If approved by a court, the settlement announced Friday would provide the State Investment Council with $20 million and the teacher pension fund with $4.25 million.
The settlement, to be paid by the Chicago-based financial firm of Vanderbilt Capital Advisors, heads off possible litigation based on a state law against defrauding taxpayers, the State Investment Council said.
The agency contends that some New Mexico investments were steered to political supporters of former Democratic Gov.

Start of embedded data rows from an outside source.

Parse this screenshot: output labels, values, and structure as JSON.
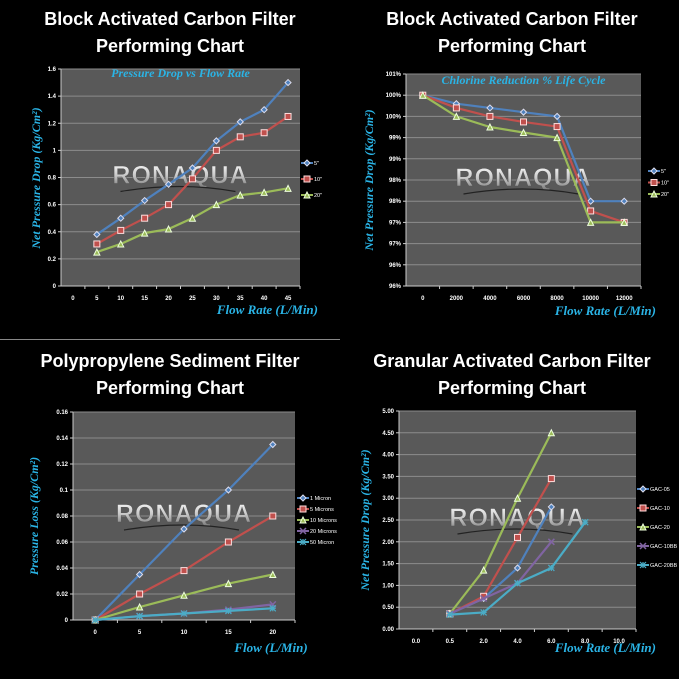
{
  "colors": {
    "blue": "#4f81bd",
    "red": "#c0504d",
    "green": "#9bbb59",
    "purple": "#8064a2",
    "cyan": "#4bacc6",
    "plot_bg": "#595959",
    "grid": "#8c8c8c",
    "axis_title": "#2ab4e6"
  },
  "watermark": "RONAQUA",
  "chart_data": [
    {
      "type": "line",
      "title": [
        "Block Activated Carbon Filter",
        "Performing Chart"
      ],
      "subtitle": "Pressure Drop vs Flow Rate",
      "xlabel": "Flow Rate (L/Min)",
      "ylabel": "Net Pressure Drop (Kg/Cm²)",
      "categories": [
        "0",
        "5",
        "10",
        "15",
        "20",
        "25",
        "30",
        "35",
        "40",
        "45"
      ],
      "ylim": [
        0,
        1.6
      ],
      "yticks": [
        "0",
        "0.2",
        "0.4",
        "0.6",
        "0.8",
        "1",
        "1.2",
        "1.4",
        "1.6"
      ],
      "grid": true,
      "legend": "right",
      "series": [
        {
          "name": "5\"",
          "color": "blue",
          "marker": "diamond",
          "values": [
            null,
            0.38,
            0.5,
            0.63,
            0.75,
            0.87,
            1.07,
            1.21,
            1.3,
            1.5
          ]
        },
        {
          "name": "10\"",
          "color": "red",
          "marker": "square",
          "values": [
            null,
            0.31,
            0.41,
            0.5,
            0.6,
            0.79,
            1.0,
            1.1,
            1.13,
            1.25
          ]
        },
        {
          "name": "20\"",
          "color": "green",
          "marker": "triangle",
          "values": [
            null,
            0.25,
            0.31,
            0.39,
            0.42,
            0.5,
            0.6,
            0.67,
            0.69,
            0.72
          ]
        }
      ]
    },
    {
      "type": "line",
      "title": [
        "Block Activated Carbon Filter",
        "Performing Chart"
      ],
      "subtitle": "Chlorine Reduction % Life Cycle",
      "xlabel": "Flow Rate (L/Min)",
      "ylabel": "Net Pressure Drop (Kg/Cm²)",
      "categories": [
        "0",
        "2000",
        "4000",
        "6000",
        "8000",
        "10000",
        "12000"
      ],
      "ylim": [
        96,
        101
      ],
      "yticks": [
        "96%",
        "96%",
        "97%",
        "97%",
        "98%",
        "98%",
        "99%",
        "99%",
        "100%",
        "100%",
        "101%"
      ],
      "grid": true,
      "legend": "right",
      "series": [
        {
          "name": "5\"",
          "color": "blue",
          "marker": "diamond",
          "values": [
            100.5,
            100.3,
            100.2,
            100.1,
            100.0,
            98.0,
            98.0
          ]
        },
        {
          "name": "10\"",
          "color": "red",
          "marker": "square",
          "values": [
            100.5,
            100.2,
            100.0,
            99.87,
            99.76,
            97.77,
            97.5
          ]
        },
        {
          "name": "20\"",
          "color": "green",
          "marker": "triangle",
          "values": [
            100.5,
            100.0,
            99.75,
            99.62,
            99.5,
            97.5,
            97.5
          ]
        }
      ]
    },
    {
      "type": "line",
      "title": [
        "Polypropylene Sediment Filter",
        "Performing Chart"
      ],
      "subtitle": "",
      "xlabel": "Flow (L/Min)",
      "ylabel": "Pressure Loss (Kg/Cm²)",
      "categories": [
        "0",
        "5",
        "10",
        "15",
        "20"
      ],
      "ylim": [
        0,
        0.16
      ],
      "yticks": [
        "0",
        "0.02",
        "0.04",
        "0.06",
        "0.08",
        "0.1",
        "0.12",
        "0.14",
        "0.16"
      ],
      "grid": true,
      "legend": "right",
      "series": [
        {
          "name": "1 Micron",
          "color": "blue",
          "marker": "diamond",
          "values": [
            0,
            0.035,
            0.07,
            0.1,
            0.135
          ]
        },
        {
          "name": "5 Microns",
          "color": "red",
          "marker": "square",
          "values": [
            0,
            0.02,
            0.038,
            0.06,
            0.08
          ]
        },
        {
          "name": "10 Microns",
          "color": "green",
          "marker": "triangle",
          "values": [
            0,
            0.01,
            0.019,
            0.028,
            0.035
          ]
        },
        {
          "name": "20 Microns",
          "color": "purple",
          "marker": "x",
          "values": [
            0,
            0.003,
            0.005,
            0.008,
            0.012
          ]
        },
        {
          "name": "50 Micron",
          "color": "cyan",
          "marker": "star",
          "values": [
            0,
            0.003,
            0.005,
            0.007,
            0.009
          ]
        }
      ]
    },
    {
      "type": "line",
      "title": [
        "Granular Activated Carbon Filter",
        "Performing Chart"
      ],
      "subtitle": "",
      "xlabel": "Flow Rate (L/Min)",
      "ylabel": "Net Pressure Drop (Kg/Cm²)",
      "categories": [
        "0.0",
        "0.5",
        "2.0",
        "4.0",
        "6.0",
        "8.0",
        "10.0"
      ],
      "ylim": [
        0,
        5
      ],
      "yticks": [
        "0.00",
        "0.50",
        "1.00",
        "1.50",
        "2.00",
        "2.50",
        "3.00",
        "3.50",
        "4.00",
        "4.50",
        "5.00"
      ],
      "grid": true,
      "legend": "right",
      "series": [
        {
          "name": "GAC-05",
          "color": "blue",
          "marker": "diamond",
          "values": [
            null,
            0.35,
            0.7,
            1.4,
            2.8,
            null,
            null
          ]
        },
        {
          "name": "GAC-10",
          "color": "red",
          "marker": "square",
          "values": [
            null,
            0.35,
            0.75,
            2.1,
            3.45,
            null,
            null
          ]
        },
        {
          "name": "GAC-20",
          "color": "green",
          "marker": "triangle",
          "values": [
            null,
            0.35,
            1.35,
            3.0,
            4.5,
            null,
            null
          ]
        },
        {
          "name": "GAC-10BB",
          "color": "purple",
          "marker": "x",
          "values": [
            null,
            0.35,
            0.7,
            1.05,
            2.0,
            null,
            null
          ]
        },
        {
          "name": "GAC-20BB",
          "color": "cyan",
          "marker": "star",
          "values": [
            null,
            0.33,
            0.38,
            1.05,
            1.4,
            2.45,
            null
          ]
        }
      ]
    }
  ]
}
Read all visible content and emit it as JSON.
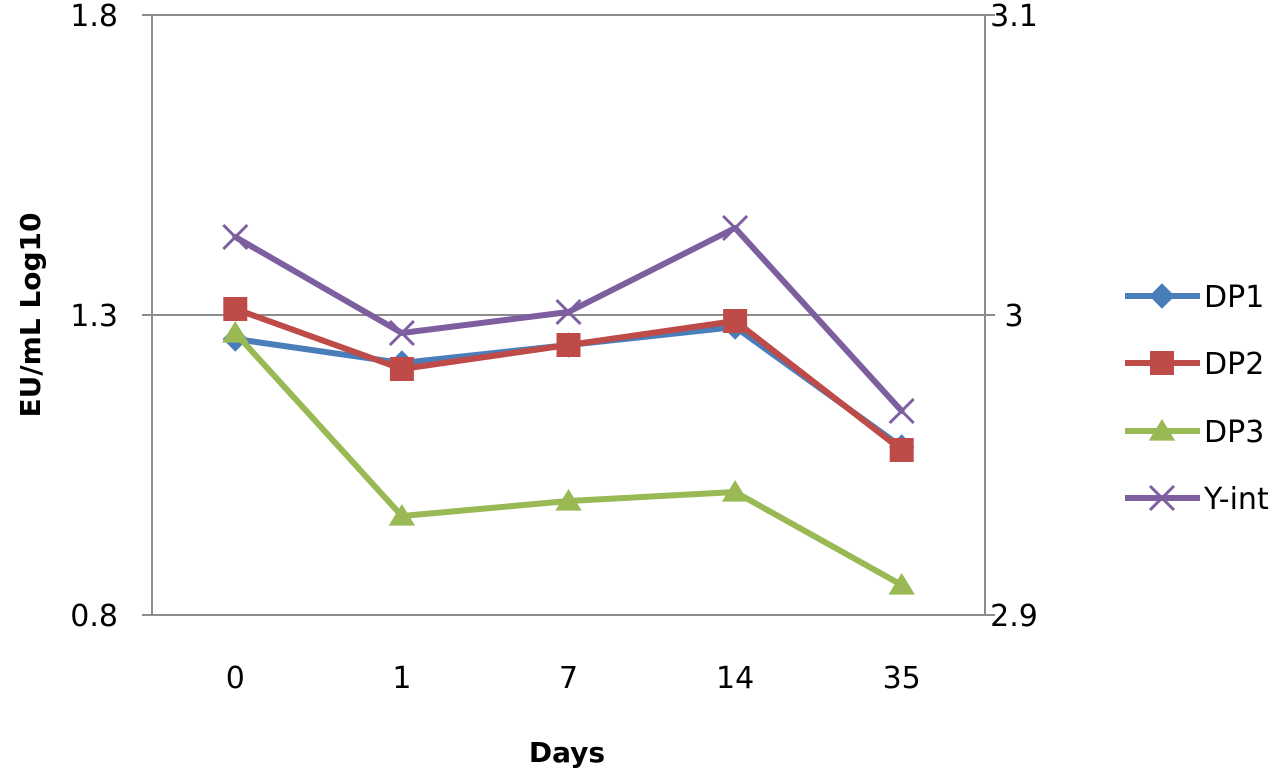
{
  "chart_data": {
    "type": "line",
    "title": "",
    "xlabel": "Days",
    "ylabel": "EU/mL Log10",
    "categories": [
      "0",
      "1",
      "7",
      "14",
      "35"
    ],
    "y_left": {
      "min": 0.8,
      "max": 1.8,
      "ticks": [
        "0.8",
        "1.3",
        "1.8"
      ],
      "tick_values": [
        0.8,
        1.3,
        1.8
      ]
    },
    "y_right": {
      "min": 2.9,
      "max": 3.1,
      "ticks": [
        "2.9",
        "3",
        "3.1"
      ],
      "tick_values": [
        2.9,
        3.0,
        3.1
      ]
    },
    "gridlines": [
      1.3,
      1.8
    ],
    "legend_position": "right",
    "series": [
      {
        "name": "DP1",
        "axis": "left",
        "color": "#4a7ebb",
        "marker": "diamond",
        "values": [
          1.26,
          1.22,
          1.25,
          1.28,
          1.08
        ]
      },
      {
        "name": "DP2",
        "axis": "left",
        "color": "#be4b48",
        "marker": "square",
        "values": [
          1.31,
          1.21,
          1.25,
          1.29,
          1.075
        ]
      },
      {
        "name": "DP3",
        "axis": "left",
        "color": "#98b954",
        "marker": "triangle",
        "values": [
          1.27,
          0.965,
          0.99,
          1.005,
          0.85
        ]
      },
      {
        "name": "Y-int",
        "axis": "right",
        "color": "#7d5fa0",
        "marker": "x",
        "values": [
          3.026,
          2.994,
          3.001,
          3.029,
          2.968
        ]
      }
    ]
  }
}
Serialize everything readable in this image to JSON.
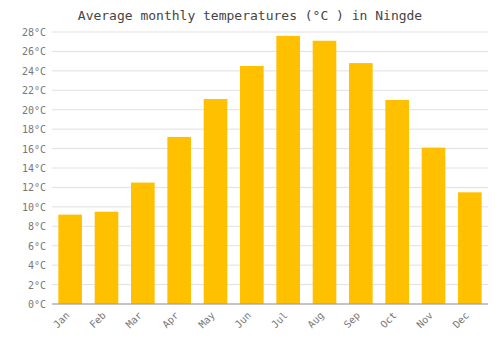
{
  "chart_data": {
    "type": "bar",
    "title": "Average monthly temperatures (°C ) in Ningde",
    "categories": [
      "Jan",
      "Feb",
      "Mar",
      "Apr",
      "May",
      "Jun",
      "Jul",
      "Aug",
      "Sep",
      "Oct",
      "Nov",
      "Dec"
    ],
    "values": [
      9.2,
      9.5,
      12.5,
      17.2,
      21.1,
      24.5,
      27.6,
      27.1,
      24.8,
      21.0,
      16.1,
      11.5
    ],
    "color": "#FFC000",
    "ylim": [
      0,
      28
    ],
    "yticks": [
      {
        "value": 0,
        "label": "0°C"
      },
      {
        "value": 2,
        "label": "2°C"
      },
      {
        "value": 4,
        "label": "4°C"
      },
      {
        "value": 6,
        "label": "6°C"
      },
      {
        "value": 8,
        "label": "8°C"
      },
      {
        "value": 10,
        "label": "10°C"
      },
      {
        "value": 12,
        "label": "12°C"
      },
      {
        "value": 14,
        "label": "14°C"
      },
      {
        "value": 16,
        "label": "16°C"
      },
      {
        "value": 18,
        "label": "18°C"
      },
      {
        "value": 20,
        "label": "20°C"
      },
      {
        "value": 22,
        "label": "22°C"
      },
      {
        "value": 24,
        "label": "24°C"
      },
      {
        "value": 26,
        "label": "26°C"
      },
      {
        "value": 28,
        "label": "28°C"
      }
    ],
    "grid": true
  }
}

Bill Richardson and that a broker with ties to Richardson received millions in fees for helping companies secure investment business with the state and the pension fund.
New Mexico’s announcement of the settlement said the state believes its claims against Vanderbilt were well-founded and valid but that Vanderbilt contends it had legal and factual points on its side.
The investments in complex mortgage securities called collateralized debt obligations were approved in 2006.
The state lost its investment when values dropped sharply because of a credit crisis and financial-market meltdown that caused investors to abandon all but the safest forms of debt.
No criminal charges have been filed in the alleged scandal, and Richardson and Vanderbilt officials have denied wrongdoing.
In a motion filed in Santa Fe District requesting approval of the settlement, the state said it suffered $100 million in losses but might not be able to prove in court that it’s owed that much in damages.
“The choice was an obvious one: Recover tens of millions of dollars today, or roll the dice in court, wait several more years, and face a very uncertain outcome,” State Investment Officer Steve Moise said in a statement.
The state’s motion said the settlement “reasonably reflects Vanderbilt’s share of the fault for its damages.”
Gov. Susana Martinez, head of the State Investment Council, called the agreement a “significant recovery of money for the taxpayers of New Mexico.”
The motion said the state plans to continue to press litigation against a dozen people.
In addition, the motion said the state plans to try to negotiate settlements with fund managers such as Vanderbilt that it believes “received investments in exchange for political favors.” However, lawsuits may prove necessary, the motion said.